Saturday, June 23, 2012

Can Effective Hair Care Be Simple And Inexpensive?


For those blessed with naturally great hair and busy schedules, often a shampoo and conditioner is all that is needed in general. Some people do not need to use conditioner at all. Some people prefer to wash their hair with conditioner only. Most shampoos and conditioners these days are acidic. Those formulated for colour-treated hair tend to be more acidic, to offset chemical processing causing roughened hair cuticles. Chelating agents like citric acid and EDTA are often added to shampoos and conditioners and can help with hard water issues.

The cationic conditioning ingredients we have today in hair care are based on fabric softener technology developed in the 1950s. Clarifying shampoos were created to deal with removing residues caused by those ingredients and more, in today's conditioning shampoos, conditioners and styling aids. A gentle one that works effectively is Neutrogena Anti-Residue Shampoo. Fully dissolved baking soda in water, not made too strong in proportion to be drying, followed by a well diluted vinegar rinse is another option.

There are a number of recipes for clarifying hair with baking soda online. What may be fine to use for one person may be too strong or too weak for another. The same applies to the vinegar rinse. Apple cider vinegar or white vinegar or any vinegar with about 5% acetic acid can be used. Coloured vinegars can add colour to some hair shades. So, it may take some experimentation to get that right for you, if you have not used baking soda and vinegar for clarifying previously and been satisfied with the results.

Where extras come into play is to recognize that hair conditioning products can have limitations for a number of reasons. For dry hair for example, applying a lot more conditioner can result in a lot more build-up and even more dryness and can cause spit ends, tangling and breakage, whether it is used instead of shampoo or after shampoo or as a shampoo pre-treatment.
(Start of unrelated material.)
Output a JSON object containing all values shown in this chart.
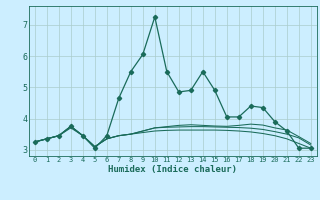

Cosmetic mineral oil can be very effective used as a grooming aid for frizz, static, a thermal protectant and detangler, used in small amounts like small drops, that wash out easily. It is more effective as a moisturizer than vegetable oils and silicone, while providing slip equal to silicone. It can be used that way to replace conditioner, styling aids and hair treatments too, saving a lot of time and expense, especially since it usually only needs to be applied once after hair washing, not in between washes, to be effective.

Coconut and argan oils can chelate iron and copper, and used as a pre-treatment with hair dye containing peroxide applied over them can help prevent conventional peroxide oxidative damage, increase dye uptake, and condition the hair. Used as a pre-treatment with bleach, or only conventional peroxide applied over them, they can also help prevent such chemical processing damage, while not interfering with the lightening of hair colour, as they condition the hair.

Coconut oil added to a mild shampoo that does not cause build-up, after the hair is first clarified to remove hair product residues can deeply penetrate hair, and replace the need for conditioner and styling aids, also saving time and expense. Coconut oil applied to clarified hair can deeply penetrate hair and work wonderfully as a deep conditioning treatment. Note: Most fractionated coconut oils contain no to almost no lauric acid. They are not suitable to be used for either method.

Salon products are not necessarily better than dollar store or drugstore shampoos or conditioners. It depends on the formulation of each product.

Catnip use for conditioning and hair colour is the hair option for me most of the time. I use a conventional shampoo that does not cause build-up first that works well with my hair and very sensitive scalp. I also love catnip on my skin and after the tea is brewed and used, I have not had issues with cats responding to catnip, rinsed off.

What I have concluded after a lot of reading about hair issues, my own experimentation with hair care products, my results and those of others and research is that effective hair care does not have to be overly complicated, expensive or necessarily time consuming. I enjoy my hour long catnip treatment time but I do forgo it for mineral oil use when my schedule is heavy.

In general, less product is more in terms of results. Cosmetic marketing with the exception of sunscreen application (most people it has been observed do not apply enough sunscreen) would have us all use far too much product for each application. For effective hair care, it is necessary to get the scalp clean not overly clean. It is desirable to have the hair lubricated after washing or with oil shampoo during washing, to prevent friction, tangling and stress damage. Far less product than many people think can accomplish all of that, leading to less problems with build-up if the products cause that and the resulting frustrations build-up can cause. It is about choosing the right products you need, be they natural or conventional, and learning how much your hair and scalp can handle, without going overboard and then having issues because of the excess.